6 Op Gods bestemde tijd — heel lang nadat zij voor het eerst de belofte hadden gehoord — kregen de honderdjarige Abraham en de negentigjarige Sara een jongetje, Isaäk. Wat moet dat geweldig zijn geweest! Voor dit bejaarde echtpaar was het bijna als een opstanding toen hun lichamen die „de dood nabij” waren, nieuw leven voortbrachten (Romeinen 4:19-21). Het wachten duurde lang, maar toen de belofte uiteindelijk in vervulling ging, was het de moeite van het wachten waard.
7. Hoe houdt geloof verband met volharding?

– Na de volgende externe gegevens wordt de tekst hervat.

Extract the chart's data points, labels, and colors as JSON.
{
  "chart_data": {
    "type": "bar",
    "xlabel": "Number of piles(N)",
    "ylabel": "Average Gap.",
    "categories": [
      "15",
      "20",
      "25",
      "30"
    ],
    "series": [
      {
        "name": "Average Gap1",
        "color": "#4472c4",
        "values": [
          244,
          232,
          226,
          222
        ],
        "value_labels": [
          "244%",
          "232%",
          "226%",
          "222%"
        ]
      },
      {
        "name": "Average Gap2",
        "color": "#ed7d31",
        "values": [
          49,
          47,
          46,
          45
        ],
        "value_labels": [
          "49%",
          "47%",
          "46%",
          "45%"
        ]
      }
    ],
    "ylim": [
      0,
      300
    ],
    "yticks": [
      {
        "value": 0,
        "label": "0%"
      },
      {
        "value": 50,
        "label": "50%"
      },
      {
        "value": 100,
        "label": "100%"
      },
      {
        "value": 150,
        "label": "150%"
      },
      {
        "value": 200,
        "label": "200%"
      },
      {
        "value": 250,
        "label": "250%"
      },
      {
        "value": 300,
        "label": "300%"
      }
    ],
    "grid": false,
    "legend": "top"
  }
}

7 Abrahams voorbeeld brengt ons in herinnering dat geloof niet slechts van korte duur dient te zijn. Paulus bracht geloof met volharding in verband toen hij schreef: „Gij hebt volharding nodig, om, na de wil van God gedaan te hebben, de vervulling van de belofte te ontvangen. . . . Wij behoren niet tot het soort dat terugdeinst, wat tot vernietiging leidt, maar tot het soort dat geloof heeft, wat tot het in het leven behouden van de ziel leidt” (Hebreeën 10:36-39). Velen hebben lang op de vervulling van de belofte gewacht. Sommigen hebben hun hele leven gewacht. Hun sterke geloof heeft hen geschraagd. En, net als Abraham, zullen zij op Jehovah’s bestemde tijd de beloning ontvangen. — Habakuk 2:3.
Naar God luisteren
8. Hoe luisteren wij thans naar God, en waarom wordt daardoor ons geloof gesterkt?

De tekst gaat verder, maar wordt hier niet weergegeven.